By the time Erin and I stood in the parking lot at the base of Springer Mountain, the Southern terminus of the Appalachian Trail, we had spent almost a year thinking about the trip. We were as prepared as anyone could be, but the time for planning was over, and now we just needed to take those first steps.
So why did I feel frozen in place?
We’d met up the night before in Dahlonega, Georgia. Kevin and I drove up from Florida, Erin got a ride down from Ohio with our friend Nicole, and my mom had driven over from her home in Clemson, South Carolina to see us off. The five of us had dinner and cheers-ed our new adventure. My mom fawned and fussed over Erin and I as if we were still 12, asking us over and over in her sweet southern drawl if we’d packed enough to eat and “are you girls really just gonna poop right there in the woods?” Afterwards, we’d all piled into Erin’s hotel room for a pack explosion- what we called the phenomenon where you take everything out of your pack and marvel at how the contents can both fit into your small pack and blanket an entire hotel room. We wanted to go through our stuff, split up the things we were going to share and double check we had everything we needed. Somehow, despite our meticulous planning, we still ended up at Walmart at 10pm desperately looking for spandex shorts for Erin.
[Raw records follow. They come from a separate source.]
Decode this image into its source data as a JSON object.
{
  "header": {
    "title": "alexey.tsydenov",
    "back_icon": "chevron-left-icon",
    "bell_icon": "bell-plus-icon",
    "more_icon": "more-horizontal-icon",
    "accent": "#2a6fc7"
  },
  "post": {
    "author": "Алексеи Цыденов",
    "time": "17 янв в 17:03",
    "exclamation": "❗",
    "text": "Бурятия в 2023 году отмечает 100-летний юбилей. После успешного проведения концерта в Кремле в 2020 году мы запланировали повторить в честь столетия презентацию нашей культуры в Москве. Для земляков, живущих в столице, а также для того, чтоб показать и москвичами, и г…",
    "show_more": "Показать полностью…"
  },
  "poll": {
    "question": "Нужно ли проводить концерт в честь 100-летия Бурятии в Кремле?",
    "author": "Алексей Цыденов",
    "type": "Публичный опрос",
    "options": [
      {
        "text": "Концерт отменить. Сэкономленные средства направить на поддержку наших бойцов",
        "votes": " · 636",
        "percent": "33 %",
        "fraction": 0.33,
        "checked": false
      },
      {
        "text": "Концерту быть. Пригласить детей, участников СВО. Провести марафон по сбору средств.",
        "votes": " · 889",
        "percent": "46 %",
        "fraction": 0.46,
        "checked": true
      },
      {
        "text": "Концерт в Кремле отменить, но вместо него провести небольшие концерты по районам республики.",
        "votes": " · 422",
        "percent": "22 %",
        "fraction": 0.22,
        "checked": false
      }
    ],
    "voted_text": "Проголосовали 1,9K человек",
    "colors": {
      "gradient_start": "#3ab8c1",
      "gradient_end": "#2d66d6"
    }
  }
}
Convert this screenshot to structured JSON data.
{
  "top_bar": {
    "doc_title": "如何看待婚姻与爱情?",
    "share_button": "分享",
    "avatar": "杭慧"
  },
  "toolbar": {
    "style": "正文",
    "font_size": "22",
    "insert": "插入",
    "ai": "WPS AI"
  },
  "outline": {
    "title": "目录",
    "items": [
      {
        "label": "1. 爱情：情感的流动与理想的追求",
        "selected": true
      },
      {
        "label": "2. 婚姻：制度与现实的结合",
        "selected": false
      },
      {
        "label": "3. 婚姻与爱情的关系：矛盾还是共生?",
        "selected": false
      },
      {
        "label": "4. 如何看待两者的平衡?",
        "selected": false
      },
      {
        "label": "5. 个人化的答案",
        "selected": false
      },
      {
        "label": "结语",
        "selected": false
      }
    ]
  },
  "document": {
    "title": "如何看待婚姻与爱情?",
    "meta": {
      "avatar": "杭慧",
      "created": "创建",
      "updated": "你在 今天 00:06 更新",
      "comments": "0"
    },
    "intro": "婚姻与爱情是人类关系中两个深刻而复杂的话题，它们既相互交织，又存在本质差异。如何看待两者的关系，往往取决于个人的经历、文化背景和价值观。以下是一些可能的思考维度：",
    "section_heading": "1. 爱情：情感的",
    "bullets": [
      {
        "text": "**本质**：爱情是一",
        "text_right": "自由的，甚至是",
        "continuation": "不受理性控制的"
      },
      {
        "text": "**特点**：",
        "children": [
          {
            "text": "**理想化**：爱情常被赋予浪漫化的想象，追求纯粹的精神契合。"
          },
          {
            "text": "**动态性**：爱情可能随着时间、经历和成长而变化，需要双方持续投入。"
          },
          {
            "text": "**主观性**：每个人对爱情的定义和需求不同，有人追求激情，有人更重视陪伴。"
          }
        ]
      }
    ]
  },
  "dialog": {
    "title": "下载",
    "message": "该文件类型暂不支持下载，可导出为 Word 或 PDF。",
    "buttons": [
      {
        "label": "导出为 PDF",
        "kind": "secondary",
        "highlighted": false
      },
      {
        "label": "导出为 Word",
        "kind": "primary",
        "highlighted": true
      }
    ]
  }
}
“How did I forget about chafing?” Erin had said when she’d realized she hadn’t brought anything to wear under her hiking shorts. As a rule, long distance hiking and actual bare thighs do not mix. Not finding what she wanted, Erin had settled for full-length spandex pants which she cut off to shorts length. As she modeled them around the hotel room, one jagged leg slightly shorter than the other, she proclaimed, “I’m about to start a new fucking trend.”
After a late, restless night, I hugged my mom goodbye a million times while she told me to remember “You. Are. Loved.” adding, “Sweet Pea, you can call me to come pick you up anytime.” Kevin and I drove in silence up the mountain to the parking lot where we’d start our hike. He hadn’t talked much since we’d left the apartment in Florida the day before. In fact, as the time drew closer for me to leave, the quieter he’d become. The quiet made me nervous. A few nights before I’d left, I’d asked him if he was still okay with me leaving.
“Of course, I am,” he’d assured me. “But I can be okay with you leaving and still wish you were staying, can’t I?”
When Nicole and Erin got to the parking lot, we made small talk and took a series of pictures of Erin and I all bundled up with our packs on our backs and hiking poles in our hands. I was stalling; trying to figure out how to say goodbye. Kevin would be going back to his life, our life for the past months, alone, and I was walking into the woods without him. We both knew that as soon as I started walking down the trail, things would be different. At the very least, I wouldn’t be moving back to Florida when I finished, I’d be off to law school in some yet-to-be-decided new town. Standing there in that parking lot, I was having a hard time balancing my sadness at leaving Kevin with the overwhelming excitement and nervousness I felt because the time had finally come, after almost a year of planning, plotting, thinking, obsessing about the trip, for us to start our hike.
It was the bitter cold that finally forced us to say goodbye. It had snowed the night before and the ground was covered, the trees still held a light dusting. From the parking lot we stood in, we knew we would have to hike about a mile South to reach the peak of Springer Mountain, the official starting point of the trail, and then backtrack through the parking lot to head North toward Maine, the direction we would be heading for the next months.
Kevin pulled me aside. “I love you, you know?”
“I know. I love you too.”
“Be careful out there, and after this, promise you won’t leave me for this long again.”
“I’ll be careful,” I told him. He climbed into his Jeep, and tears stung my eyes as I watched him drive back down the dusty road.
“Dude! Let’s go!” Erin said. I turned and looked at the trail up ahead. The canopy of trees formed a tunnel, looking like a secret passageway, inviting us to walk through and begin our journey. With Kevin gone, the sadness was there, but bubbling up next to it was an incredible excitement.
I bounced on my toes. “OH MY GOD LET’S FUCKING GOOO!”
Erin and I talked giddily as we walked. I could barely believe the thing I had imagined happening for so long was actually happening. Erin told me she heard that when you reached the top of Springer Mountain, you were supposed to take a small rock, and carry it with you the whole trip, to place on the top of Mt. Katahdin, in Maine, the Northern terminus of the trail. We joked about not being able to find a small enough rock, and being weighed down by the boulder in our pack the whole trip.
An hour passed quickly, but we still hadn’t reached the top of Springer, so we were relieved when we finally spotted one of the mileage signs that often dotted the trail.
Erin reached the sign first and stopped. “Dude, you have got to be fucking kidding me.”
“What?”
“This sign says Springer Mountain, 2.5 miles THAT way,” she said, pointing in the direction we had just come from. “We went the wrong fucking way!”